Not that he needed to bother – it wasn't that big a room and no-one was making a sound – but it was a bloody effective gesture. Simply by taking a trivial and unnecessary piece of kit from us, he took the room, too.

Not that he was in any hurry to exploit his advantage, pausing for long enough to make eye contact with – or stare at, at any rate – every single person in the audience. And then he tapped the microphone like some newbie karaoke singer and ... began.

"I think you all know me," he said, impassively, "as I certainly know all of you."

He paused for effect, clearly not anticipating – or receiving – and sort of response. And then he went on.

"I know you because at various times and," he grinned, suddenly serpentine, "in various guises, I have offered virtually all of you substantial financial and similar assistance. Not because I thought you were nice people and certainly not out of altruism.

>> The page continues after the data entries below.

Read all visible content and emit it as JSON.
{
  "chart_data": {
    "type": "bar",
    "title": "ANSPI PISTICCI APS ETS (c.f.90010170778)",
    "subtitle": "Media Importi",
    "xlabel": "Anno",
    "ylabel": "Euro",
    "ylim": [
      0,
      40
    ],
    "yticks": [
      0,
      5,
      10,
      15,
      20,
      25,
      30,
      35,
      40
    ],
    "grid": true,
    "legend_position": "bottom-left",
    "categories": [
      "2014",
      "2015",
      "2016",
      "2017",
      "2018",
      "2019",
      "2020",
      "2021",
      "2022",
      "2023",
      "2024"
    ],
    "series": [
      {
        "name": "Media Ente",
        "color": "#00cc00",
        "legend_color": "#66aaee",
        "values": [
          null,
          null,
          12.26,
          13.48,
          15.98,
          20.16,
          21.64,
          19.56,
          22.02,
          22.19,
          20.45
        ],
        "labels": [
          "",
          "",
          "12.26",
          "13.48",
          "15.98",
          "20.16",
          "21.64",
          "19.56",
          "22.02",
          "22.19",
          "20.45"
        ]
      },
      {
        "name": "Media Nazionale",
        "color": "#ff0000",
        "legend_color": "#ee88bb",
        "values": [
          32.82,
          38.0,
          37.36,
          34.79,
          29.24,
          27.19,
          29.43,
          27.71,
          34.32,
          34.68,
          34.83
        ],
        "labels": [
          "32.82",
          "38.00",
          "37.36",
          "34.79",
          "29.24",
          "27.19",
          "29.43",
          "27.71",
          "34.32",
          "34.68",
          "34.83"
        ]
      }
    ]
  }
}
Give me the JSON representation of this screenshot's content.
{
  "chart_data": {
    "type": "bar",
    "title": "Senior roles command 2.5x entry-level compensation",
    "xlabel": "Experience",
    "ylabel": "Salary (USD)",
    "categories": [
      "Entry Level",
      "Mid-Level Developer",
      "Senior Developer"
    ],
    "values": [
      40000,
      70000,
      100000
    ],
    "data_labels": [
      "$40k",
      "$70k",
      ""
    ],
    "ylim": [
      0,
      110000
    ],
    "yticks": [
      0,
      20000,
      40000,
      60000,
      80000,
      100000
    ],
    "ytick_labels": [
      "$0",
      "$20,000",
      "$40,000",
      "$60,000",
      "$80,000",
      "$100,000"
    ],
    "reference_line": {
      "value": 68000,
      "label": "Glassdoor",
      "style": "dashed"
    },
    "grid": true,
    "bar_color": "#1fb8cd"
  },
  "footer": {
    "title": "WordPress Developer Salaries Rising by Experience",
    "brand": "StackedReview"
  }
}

"No. Because, despite appearances, you, collectively, have some very interesting technology. Technology which none of you, frankly, have a hope in hell of bringing to market. This, it seems to me, is not a problem. Well, not a problem for me, because I understand business and I know how to take the sort of stuff you're faffing around with and make it work.

"Not, I should make clear, in any sort of technical sense – I can buy people to do that shit – but in the sense of 'making it work' that means 'making it make money'. For me, obviously – I'm really not an altruist – but siome of which might even have trickled down to some of you.

"The operative term being, of course, might have."

He paused to glare at everyone again – well, not Steve and me, we were cowering behind him – and I found myself wishing, absurdly, for a pin. Just so I could drop it. And – you know – see.

Not that Simon had finished.

Oh, no.

+ ++ +++ ++++ +++++ ++++ +++ ++ +

Quite a lot later, and without any sort of premeditation, we all ended up in a pub. Well, not all of us – strangely the people we'd been paying such attention to earlier chose to go elsewhere, quite possibly with Simon. Not that I cared at that point – the revelation that a couple of our largely shared funders had been Simon's tools almost from the start was only one of the bombshells the wanker had dropped – but ... well, I'm human, you know? I wanted to walk away, I wanted to hide, but I felt ... I don't know, call it a responsibility.

We might be paddleless up that famous creek but somehow the 'we' bit seemed important. And so I stayed, huddled in a corner with my peers and – however briefly – co-conspirators. All of us huddled in the corner of a pub. Even if there were enough of us to take over most of the bar ... we still huddled. People were, you could see, shell shocked, none more so than Steve and, I suspect ... me. Frankly, I was on autopilot at the time, trying hard to keep up with the minimal conversations stuttering and failing around me; contributing, if memory serves me well, in monosyllables if at all.

It was Maggie, I think, who kept the show even vaguely on the road. I have quite vivid memories – how reliable I couldn't say – of various people succumbing to tears, someone clenching a pint glass so hard that it shattered in his hand, someone else literally banging their head on a table. And, in each of these images, there was Maggie. Giving a hug, patting a hand, finding a bandage – the guy with the glass – from god knew where. And because she was there, people stayed. God knows, we had little enough to talk about, our corporate futures having been rather brutally removed and it being – by unspoken agreement – too early for post mortems.

Although they arrived soon enough, possibly after only a couple of drinks – there being amateur drinkers present. And, needless to say, Steve and I got the brunt of it. If we hadn't organised our idiot meeting, none of this would have happened. If the two of us hadn't tried to kick back, we'd never have been trampled. Or gouged. Or a variety of other metaphors, of which fucked was only the most prevalent.